The new consumer financial protection agency will help small banks compete against larger banks and other lenders, Obama administration consumer czar Elizabeth Warren said Tuesday
Small banks have expressed concern the new agency, set to open its doors in July, will add regulatory costs, making it harder for them to survive.
Warren told a gathering of community bankers that the opposite will happen as the agency simplifies regulations on products such as mortgages and seeks to crack down on non-bank lenders that went largely unregulated during the 2007-2009 financial crisis and are accused of shady lending practices.
"I know that you want a regulatory structure that doesn't require an army of lawyers," she said in remarks prepared for delivery at the Independent Community Bankers of America annual convention. "Big banks may be able to afford to hire all those lawyers, but you cannot."

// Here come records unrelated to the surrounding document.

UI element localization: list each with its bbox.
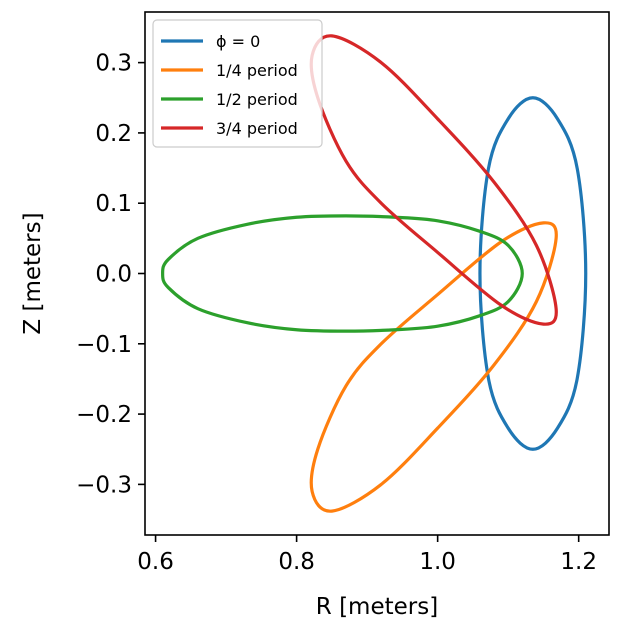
series-layer xyxy=(161,34,588,513)
series-line-1 xyxy=(309,221,558,513)
y-tick-label: −0.1 xyxy=(76,332,132,358)
x-tick-label: 0.8 xyxy=(278,549,315,575)
y-tick-label: 0.1 xyxy=(95,191,132,217)
x-axis-label: R [meters] xyxy=(316,594,438,620)
legend-label-0: ϕ = 0 xyxy=(216,32,260,51)
y-ticks: −0.3 −0.2 −0.1 0.0 0.1 0.2 0.3 xyxy=(76,51,145,498)
y-axis-label: Z [meters] xyxy=(20,212,46,334)
y-tick-label: 0.2 xyxy=(95,121,132,147)
legend-box xyxy=(152,19,323,148)
y-tick-label: 0.3 xyxy=(95,51,132,77)
series-line-3 xyxy=(309,34,558,326)
y-tick-label: −0.3 xyxy=(76,472,132,498)
legend-label-1: 1/4 period xyxy=(216,61,298,80)
x-tick-label: 1.2 xyxy=(560,549,597,575)
x-tick-label: 1.0 xyxy=(419,549,456,575)
series-line-2 xyxy=(161,214,524,333)
series-line-0 xyxy=(478,96,588,451)
legend: ϕ = 0 1/4 period 1/2 period 3/4 period xyxy=(152,19,323,148)
legend-label-3: 3/4 period xyxy=(216,119,298,138)
y-tick-label: −0.2 xyxy=(76,402,132,428)
x-ticks: 0.6 0.8 1.0 1.2 xyxy=(137,535,597,575)
legend-label-2: 1/2 period xyxy=(216,90,298,109)
x-tick-label: 0.6 xyxy=(137,549,174,575)
y-tick-label: 0.0 xyxy=(95,262,132,288)
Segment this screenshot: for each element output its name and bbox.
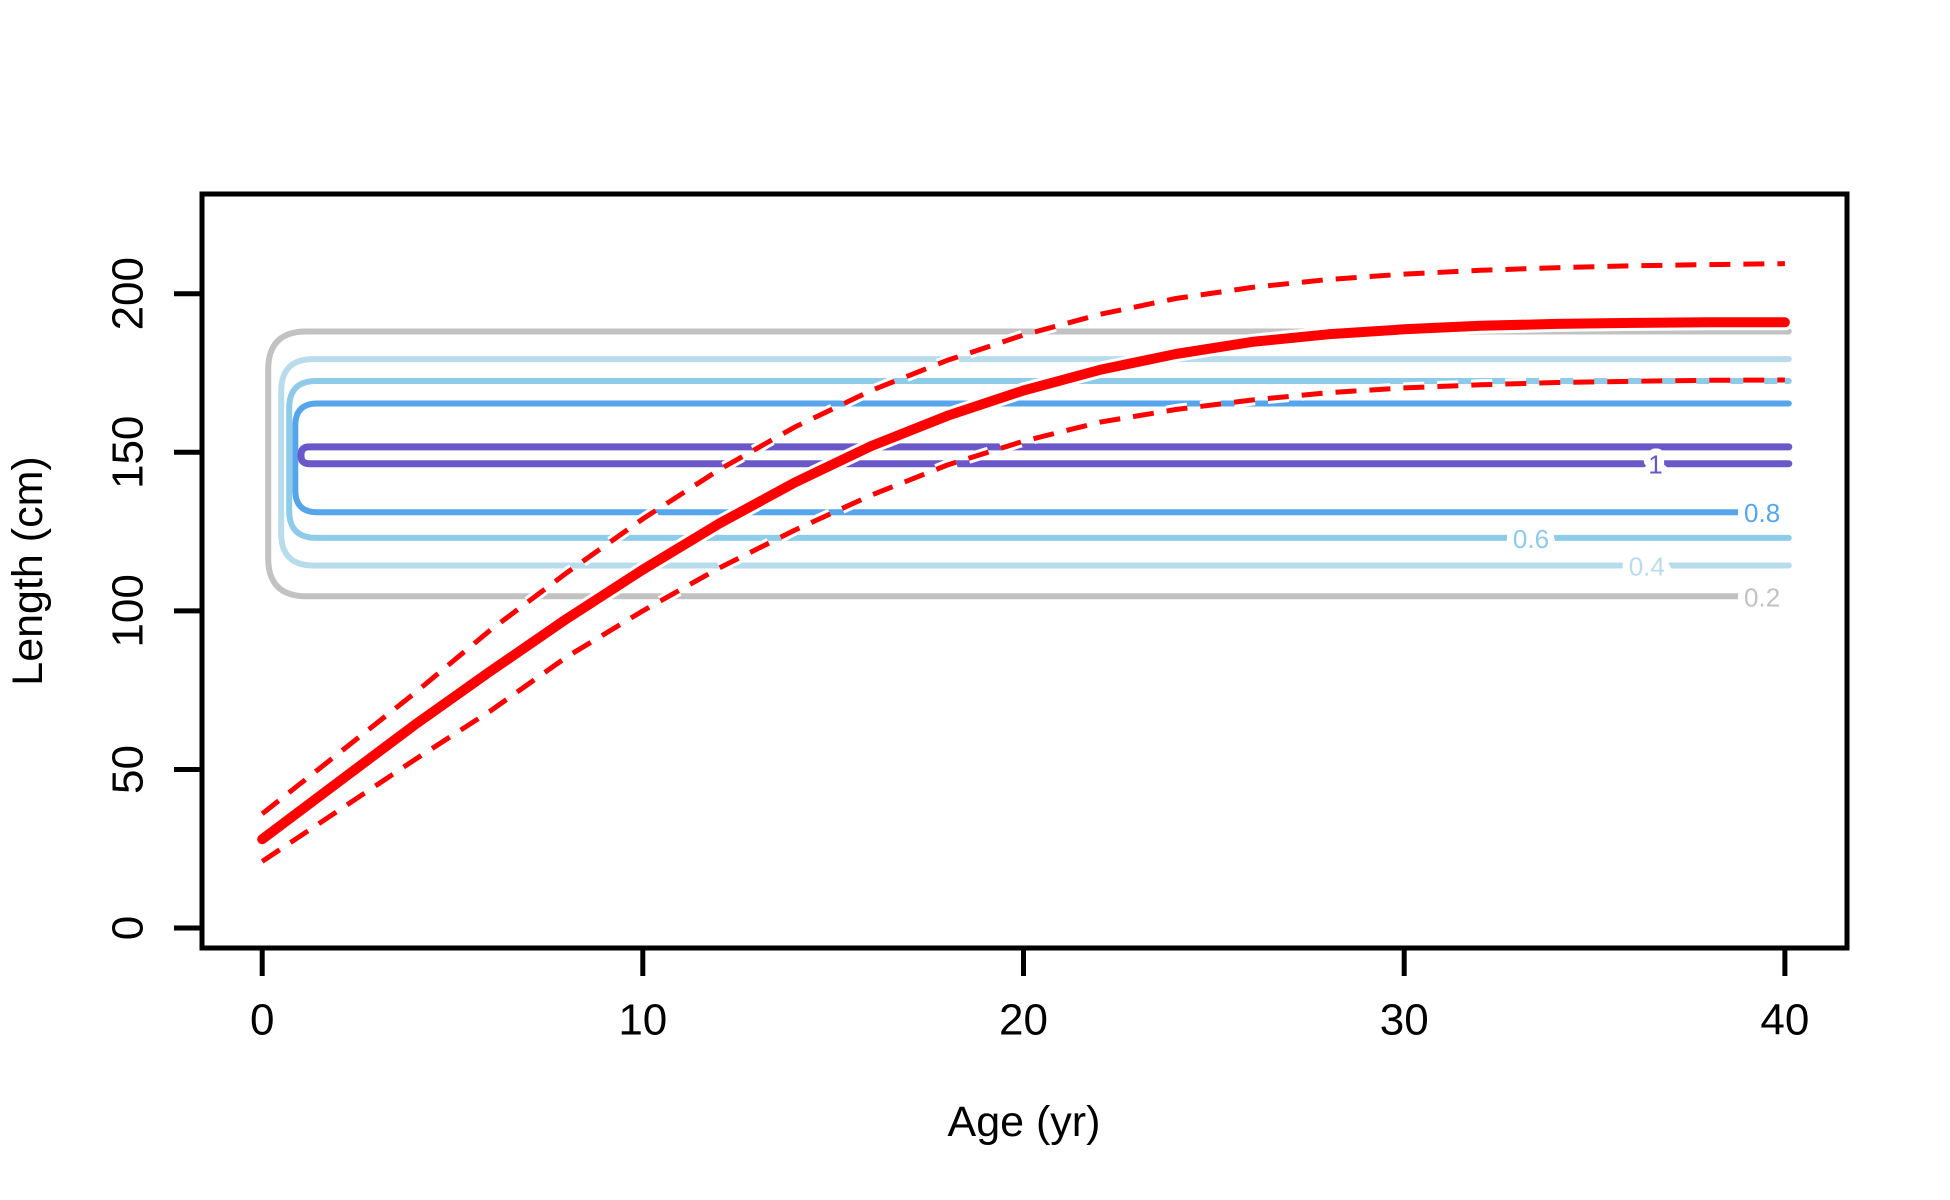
contour-line-0.6 <box>286 378 1792 541</box>
mean-length-curve <box>257 317 1790 845</box>
contour-lines <box>265 328 1793 600</box>
contour-line-1 <box>297 443 1793 468</box>
y-tick-label: 200 <box>104 257 153 330</box>
plot-box <box>199 191 1850 951</box>
upper-dashed-curve <box>260 261 1785 816</box>
lower-dashed-curve-halo <box>259 374 1785 866</box>
contour-label-0.6: 0.6 <box>1513 524 1549 554</box>
x-tick-label: 0 <box>250 996 274 1045</box>
contour-line-0.2 <box>265 328 1792 600</box>
contour-label-1: 1 <box>1648 450 1662 480</box>
lower-dashed-curve <box>260 377 1785 864</box>
growth-curves <box>254 258 1793 866</box>
x-axis-title: Age (yr) <box>948 1098 1101 1146</box>
contour-label-0.8: 0.8 <box>1744 498 1780 528</box>
x-tick-label: 10 <box>618 996 667 1045</box>
y-tick-label: 100 <box>104 574 153 647</box>
x-tick-label: 30 <box>1380 996 1429 1045</box>
x-tick-label: 20 <box>999 996 1048 1045</box>
contour-line-0.4 <box>278 356 1792 569</box>
x-tick-label: 40 <box>1760 996 1809 1045</box>
contour-label-0.4: 0.4 <box>1629 552 1665 582</box>
contour-labels: 0.2 0.4 0.6 0.8 1 <box>1506 443 1787 620</box>
y-tick-label: 0 <box>104 916 153 940</box>
y-axis-title: Length (cm) <box>4 456 52 685</box>
contour-line-0.8 <box>292 400 1792 516</box>
axes: 0 10 20 30 40 0 50 100 150 200 <box>104 191 1850 1045</box>
mean-length-curve-halo <box>254 314 1793 848</box>
contour-label-0.2: 0.2 <box>1744 582 1780 612</box>
y-tick-label: 50 <box>104 745 153 794</box>
y-tick-label: 150 <box>104 416 153 489</box>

The Consumer Financial Protection Bureau is under attack from Republicans in Congress who have argued it will have too much power and will prove a burden for smaller institutions.
Warren has been out trying to sell the public and the financial industry on the new bureau's benefits.
Her pitch to community bankers on Tuesday is that making financial products easier for consumers to understand complements their business model.
"It is hard to compete when you are telling the truth up front and your competitors aren't," she said. "When everyone has to make the price clear up front, then customers can see good value."